Specjalne orędzie prezydenta Andrzeja Dudy do Sejmu
W środę o godzinie 10 rozpoczęło się kolejne posiedzenie Sejmu. Pierwszym punktem było orędzie prezydenta Andrzeja Dudy. Głowa państwa podsumowała sytuację polityczną w rok od wyborów 15 października. Prezydent mówił m.in. o kwestiach dotyczących bezpieczeństwa, zaznaczając kontekst związany z wojną toczącą się na Ukrainie.
Sejm. Orędzie prezydenta
– Bezpieczeństwo musi być wyjęte poza nawias bieżącego, politycznego sporu. Sporu partyjnego czy międzypartyjnego – zaznaczył na początku prezydent Duda. – Zawsze to powtarzam, zwłaszcza od czasu, kiedy kwestia bezpieczeństwa stała się absolutnie pierwszoplanową sprawą dla wszystkich narodów i państw naszej części Europy i świat – stwierdził prezydent.
Prezydent powiedział, że po 2015 r. w kwestii bezpieczeństwa zostało podjętych szereg ważnych decyzji w zakresie rozbudowy i modernizacji wojska. Wymienił m.in. kontrakty na Patrioty, HIMARS-y, czołgi Abrams, armatohaubice K2 czy myśliwce F-35 i inne sprzęty. – Te decyzje wyznaczyły niezwykle ambitną, ale absolutnie konieczną linię procesu modernizacji – podkreślił.
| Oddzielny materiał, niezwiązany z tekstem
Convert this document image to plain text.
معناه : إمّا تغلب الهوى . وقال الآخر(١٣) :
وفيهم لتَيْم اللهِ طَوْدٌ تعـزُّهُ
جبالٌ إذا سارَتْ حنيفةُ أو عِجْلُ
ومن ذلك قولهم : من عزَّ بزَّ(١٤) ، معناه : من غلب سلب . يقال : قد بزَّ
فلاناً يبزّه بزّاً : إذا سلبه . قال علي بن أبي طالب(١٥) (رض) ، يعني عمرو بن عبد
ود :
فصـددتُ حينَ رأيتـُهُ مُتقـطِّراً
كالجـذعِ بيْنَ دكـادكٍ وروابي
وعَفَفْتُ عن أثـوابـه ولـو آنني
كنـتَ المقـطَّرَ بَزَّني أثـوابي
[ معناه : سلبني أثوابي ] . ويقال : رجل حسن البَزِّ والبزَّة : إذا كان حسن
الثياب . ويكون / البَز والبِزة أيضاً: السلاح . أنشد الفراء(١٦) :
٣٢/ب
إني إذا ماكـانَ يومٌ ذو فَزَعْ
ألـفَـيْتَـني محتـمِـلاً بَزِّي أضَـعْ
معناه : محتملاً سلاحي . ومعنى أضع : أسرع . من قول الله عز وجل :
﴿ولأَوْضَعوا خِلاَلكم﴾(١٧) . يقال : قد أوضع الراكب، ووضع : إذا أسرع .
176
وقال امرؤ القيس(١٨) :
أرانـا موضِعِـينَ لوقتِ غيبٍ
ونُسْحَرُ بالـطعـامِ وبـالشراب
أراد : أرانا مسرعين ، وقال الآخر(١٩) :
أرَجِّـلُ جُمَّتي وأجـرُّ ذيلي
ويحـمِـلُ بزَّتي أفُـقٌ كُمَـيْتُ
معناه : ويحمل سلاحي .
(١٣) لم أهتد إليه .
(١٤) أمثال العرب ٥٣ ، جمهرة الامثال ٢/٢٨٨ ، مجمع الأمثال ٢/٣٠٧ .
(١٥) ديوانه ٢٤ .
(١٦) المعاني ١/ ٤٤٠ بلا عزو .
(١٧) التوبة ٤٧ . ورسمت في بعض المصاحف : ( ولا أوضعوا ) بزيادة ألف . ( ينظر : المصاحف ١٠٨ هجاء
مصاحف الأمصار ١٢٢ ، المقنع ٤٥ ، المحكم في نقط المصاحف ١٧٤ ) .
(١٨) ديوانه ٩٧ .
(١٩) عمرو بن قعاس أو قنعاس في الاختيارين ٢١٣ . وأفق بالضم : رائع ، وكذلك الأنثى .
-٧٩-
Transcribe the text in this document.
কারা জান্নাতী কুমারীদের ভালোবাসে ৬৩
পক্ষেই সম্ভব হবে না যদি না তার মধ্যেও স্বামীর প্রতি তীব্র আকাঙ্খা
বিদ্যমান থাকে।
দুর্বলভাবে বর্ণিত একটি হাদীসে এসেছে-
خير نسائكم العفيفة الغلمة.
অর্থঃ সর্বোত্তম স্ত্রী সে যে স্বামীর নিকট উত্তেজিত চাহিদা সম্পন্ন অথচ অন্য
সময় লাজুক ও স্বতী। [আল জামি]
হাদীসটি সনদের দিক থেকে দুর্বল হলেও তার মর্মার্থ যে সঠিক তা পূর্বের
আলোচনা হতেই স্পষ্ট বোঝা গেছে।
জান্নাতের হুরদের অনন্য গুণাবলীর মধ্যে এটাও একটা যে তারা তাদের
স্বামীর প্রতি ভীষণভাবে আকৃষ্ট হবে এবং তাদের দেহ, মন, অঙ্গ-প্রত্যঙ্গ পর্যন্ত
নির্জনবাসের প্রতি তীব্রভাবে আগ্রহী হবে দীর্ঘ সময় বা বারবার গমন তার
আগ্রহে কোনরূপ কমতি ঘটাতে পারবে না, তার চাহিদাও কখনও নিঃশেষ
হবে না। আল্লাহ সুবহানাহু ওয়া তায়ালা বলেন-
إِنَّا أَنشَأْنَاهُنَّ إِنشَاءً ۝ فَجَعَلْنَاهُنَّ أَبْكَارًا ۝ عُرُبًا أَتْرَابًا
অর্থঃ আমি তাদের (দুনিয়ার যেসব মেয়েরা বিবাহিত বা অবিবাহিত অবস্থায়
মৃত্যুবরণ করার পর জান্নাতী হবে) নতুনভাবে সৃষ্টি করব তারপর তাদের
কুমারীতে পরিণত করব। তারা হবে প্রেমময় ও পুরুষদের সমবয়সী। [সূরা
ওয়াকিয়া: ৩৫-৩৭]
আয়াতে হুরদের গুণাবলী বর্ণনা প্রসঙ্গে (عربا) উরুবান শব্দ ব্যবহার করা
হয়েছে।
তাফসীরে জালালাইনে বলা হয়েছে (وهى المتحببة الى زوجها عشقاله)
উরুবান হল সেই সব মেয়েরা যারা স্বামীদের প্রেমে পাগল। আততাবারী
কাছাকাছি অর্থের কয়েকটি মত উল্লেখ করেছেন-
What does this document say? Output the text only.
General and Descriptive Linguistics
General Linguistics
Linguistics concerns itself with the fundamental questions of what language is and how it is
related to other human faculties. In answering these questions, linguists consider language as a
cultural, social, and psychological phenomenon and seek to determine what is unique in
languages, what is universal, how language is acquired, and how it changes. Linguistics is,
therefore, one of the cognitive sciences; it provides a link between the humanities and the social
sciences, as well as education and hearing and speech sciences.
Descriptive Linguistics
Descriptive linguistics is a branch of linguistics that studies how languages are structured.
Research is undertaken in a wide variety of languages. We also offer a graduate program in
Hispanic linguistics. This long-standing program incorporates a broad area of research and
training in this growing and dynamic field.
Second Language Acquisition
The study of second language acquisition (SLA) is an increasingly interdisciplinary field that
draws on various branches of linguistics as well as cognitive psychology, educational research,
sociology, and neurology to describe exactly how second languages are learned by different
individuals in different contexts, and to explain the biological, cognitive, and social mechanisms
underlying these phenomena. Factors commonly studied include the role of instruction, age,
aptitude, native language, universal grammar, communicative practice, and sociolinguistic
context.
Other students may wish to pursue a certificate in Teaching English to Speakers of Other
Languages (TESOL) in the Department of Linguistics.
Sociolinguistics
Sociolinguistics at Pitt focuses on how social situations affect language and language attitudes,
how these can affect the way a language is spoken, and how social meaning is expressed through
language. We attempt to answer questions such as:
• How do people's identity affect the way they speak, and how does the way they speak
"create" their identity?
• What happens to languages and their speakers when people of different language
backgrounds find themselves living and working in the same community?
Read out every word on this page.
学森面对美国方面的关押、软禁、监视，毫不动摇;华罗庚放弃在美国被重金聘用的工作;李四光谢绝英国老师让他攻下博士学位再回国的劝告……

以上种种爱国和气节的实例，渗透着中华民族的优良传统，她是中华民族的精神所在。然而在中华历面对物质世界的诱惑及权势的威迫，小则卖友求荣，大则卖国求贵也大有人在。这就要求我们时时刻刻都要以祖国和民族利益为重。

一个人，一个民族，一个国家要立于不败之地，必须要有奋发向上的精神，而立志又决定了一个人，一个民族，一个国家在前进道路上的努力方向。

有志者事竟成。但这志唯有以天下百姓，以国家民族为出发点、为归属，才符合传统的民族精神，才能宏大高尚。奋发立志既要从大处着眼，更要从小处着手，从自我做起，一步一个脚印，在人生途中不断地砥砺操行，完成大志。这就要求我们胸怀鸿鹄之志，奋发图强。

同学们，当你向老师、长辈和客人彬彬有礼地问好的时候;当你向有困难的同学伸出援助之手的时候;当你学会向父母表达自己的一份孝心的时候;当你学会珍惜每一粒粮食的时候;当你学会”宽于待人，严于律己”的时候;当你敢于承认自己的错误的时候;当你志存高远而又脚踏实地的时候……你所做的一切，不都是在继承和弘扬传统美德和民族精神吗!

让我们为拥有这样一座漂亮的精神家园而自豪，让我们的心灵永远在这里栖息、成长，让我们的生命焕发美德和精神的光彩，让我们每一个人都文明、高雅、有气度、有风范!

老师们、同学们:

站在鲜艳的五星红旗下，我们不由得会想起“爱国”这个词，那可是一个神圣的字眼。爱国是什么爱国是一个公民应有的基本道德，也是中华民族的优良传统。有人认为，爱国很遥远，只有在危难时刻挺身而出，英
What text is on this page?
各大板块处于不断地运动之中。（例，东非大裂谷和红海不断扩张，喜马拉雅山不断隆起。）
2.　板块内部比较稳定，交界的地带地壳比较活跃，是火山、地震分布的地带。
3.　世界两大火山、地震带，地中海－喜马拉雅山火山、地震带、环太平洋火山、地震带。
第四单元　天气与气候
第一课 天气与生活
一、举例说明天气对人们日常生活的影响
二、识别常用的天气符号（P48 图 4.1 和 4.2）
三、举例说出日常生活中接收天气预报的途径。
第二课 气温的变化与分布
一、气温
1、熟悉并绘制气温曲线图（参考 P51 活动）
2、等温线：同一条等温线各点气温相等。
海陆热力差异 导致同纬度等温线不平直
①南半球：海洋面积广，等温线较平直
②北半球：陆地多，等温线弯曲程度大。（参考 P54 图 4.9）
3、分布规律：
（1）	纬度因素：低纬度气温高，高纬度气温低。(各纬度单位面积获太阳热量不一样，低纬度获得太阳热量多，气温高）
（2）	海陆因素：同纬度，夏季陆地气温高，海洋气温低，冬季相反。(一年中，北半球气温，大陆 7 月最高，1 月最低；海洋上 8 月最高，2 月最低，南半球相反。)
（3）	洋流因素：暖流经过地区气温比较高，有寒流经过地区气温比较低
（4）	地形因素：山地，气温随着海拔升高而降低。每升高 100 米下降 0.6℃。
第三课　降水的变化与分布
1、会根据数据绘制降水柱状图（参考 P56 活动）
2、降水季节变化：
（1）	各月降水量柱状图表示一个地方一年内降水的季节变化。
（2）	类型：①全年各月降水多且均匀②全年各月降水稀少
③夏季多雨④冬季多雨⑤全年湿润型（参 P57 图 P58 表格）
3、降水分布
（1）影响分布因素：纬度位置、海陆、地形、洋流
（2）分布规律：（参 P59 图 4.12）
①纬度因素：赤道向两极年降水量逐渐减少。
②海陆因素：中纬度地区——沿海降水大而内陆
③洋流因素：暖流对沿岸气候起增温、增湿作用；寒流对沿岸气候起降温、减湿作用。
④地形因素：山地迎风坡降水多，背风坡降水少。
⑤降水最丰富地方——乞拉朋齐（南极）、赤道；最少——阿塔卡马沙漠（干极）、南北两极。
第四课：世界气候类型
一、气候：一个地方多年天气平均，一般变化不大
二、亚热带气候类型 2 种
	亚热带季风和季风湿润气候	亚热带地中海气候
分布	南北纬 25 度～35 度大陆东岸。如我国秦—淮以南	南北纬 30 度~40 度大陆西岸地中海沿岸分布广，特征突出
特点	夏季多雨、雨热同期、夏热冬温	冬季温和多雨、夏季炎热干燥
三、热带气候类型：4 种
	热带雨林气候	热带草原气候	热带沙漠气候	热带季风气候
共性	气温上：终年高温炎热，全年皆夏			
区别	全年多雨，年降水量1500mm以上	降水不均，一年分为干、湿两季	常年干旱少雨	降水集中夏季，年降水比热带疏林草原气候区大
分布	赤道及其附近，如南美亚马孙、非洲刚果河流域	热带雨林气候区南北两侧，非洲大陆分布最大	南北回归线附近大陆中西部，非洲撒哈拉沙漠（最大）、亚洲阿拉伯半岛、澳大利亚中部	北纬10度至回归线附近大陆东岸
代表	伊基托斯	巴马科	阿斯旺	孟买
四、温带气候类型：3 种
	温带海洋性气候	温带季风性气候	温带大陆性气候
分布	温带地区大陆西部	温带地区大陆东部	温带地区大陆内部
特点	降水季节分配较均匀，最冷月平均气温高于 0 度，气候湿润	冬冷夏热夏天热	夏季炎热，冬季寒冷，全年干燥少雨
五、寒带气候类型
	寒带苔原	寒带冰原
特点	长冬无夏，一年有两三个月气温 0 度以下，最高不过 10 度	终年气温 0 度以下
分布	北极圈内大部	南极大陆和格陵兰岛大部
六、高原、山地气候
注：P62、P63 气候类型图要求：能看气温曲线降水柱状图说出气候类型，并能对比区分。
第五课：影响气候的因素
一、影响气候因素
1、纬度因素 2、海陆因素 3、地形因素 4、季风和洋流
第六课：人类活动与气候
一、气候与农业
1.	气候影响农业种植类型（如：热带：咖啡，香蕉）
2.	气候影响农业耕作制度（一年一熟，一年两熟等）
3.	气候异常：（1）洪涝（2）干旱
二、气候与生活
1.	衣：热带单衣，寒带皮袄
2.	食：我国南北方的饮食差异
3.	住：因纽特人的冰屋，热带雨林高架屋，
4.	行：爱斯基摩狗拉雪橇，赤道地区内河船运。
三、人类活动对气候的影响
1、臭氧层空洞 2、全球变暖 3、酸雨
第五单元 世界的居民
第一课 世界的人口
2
Andrzej Duda pochwalił nową ekipę rządzącą i podał przykłady "dobrej kontynuacji tej ambitnej linii modernizacyjnej", m.in. kontrakty na śmigłowce Apache. – Z zadowoleniem przyjmuję fakt zawarcia tych umów, jak i kontynuację wspomnianych wcześniej przedsięwzięć rozpoczętych jeszcze za rządów Zjednoczonej Prawicy. Sam wielokrotnie rozmawiałem na ten temat z naszymi sojusznikami w USA, a także z prezydentem Korei – powiedziała głowa państwa i podziękowała ministrowi obrony narodowej Władysławowi Kosiniak-Kamyszowi.
Andrzej Duda podziękował ministrowi obrony
– Chciałbym z tego miejsca podziękować panu ministrowi, panu wicepremierowi Władysławowi Kosiniak-Kamyszowi. Zarówno za doprowadzenie do podpisania tych ostatnich wspomnianych kontraktów, jak i również za dobrą i tak bardzo potrzebą współpracę w obszarze bezpieczeństwo. Za bardzo ważny, uważam również zainicjowany przez pana ministra Kosiniaka-Kamysza program nowoczesnego wyposażenia indywidualnego żołnierzy – powiedział.
Prezydent powiedział, że Polacy mogą być dumni, że jako Polska wydajemy 4 proc. naszego PKB na obronność, najwięcej w całym NATO. – Ale niebezpiecznie czasy, w których przyszło nam żyć i zagrożenia światowego bezpieczeństwa wymagają odważnych i dalekowzrocznych decyzji. Dlatego w marcu tego roku […] złożyłem propozycje zwiększenia wydatków na obronność przez wszystkie kraje NATO do co najmniej 3 proc. ich PKB. To niełatwe decyzje, ale jest to jedyna droga do zapewnienia Europie bezpieczeństwa. Odpowiedzią na rosyjski imperializm musi być wzmocnienie armii państw Sojuszu – powiedział Duda.
Agresja hybrydowa przeciwko Polsce
Andrzej Duda nawiązał również do sprawy agresji hybrydowej z wykorzystaniem imigrantów, skierowanej przeciwko Polsce przez Białoruś i Rosję.
– Cieszę się, że rząd premiera Donalda Tuska i jego obóz polityczny, obecnie sprawujący władzę w Polsce, nareszcie dołączył do obrońców granicy Rzeczpospolitej – powiedział prezydent, dodając, że lepiej późno, niż wcale, bo za budową zapory na granicy z ówczesnej opozycji głosował tylko PSL. W rzeczywistości za rozwiązaniem takim głosowała także Konfederacja.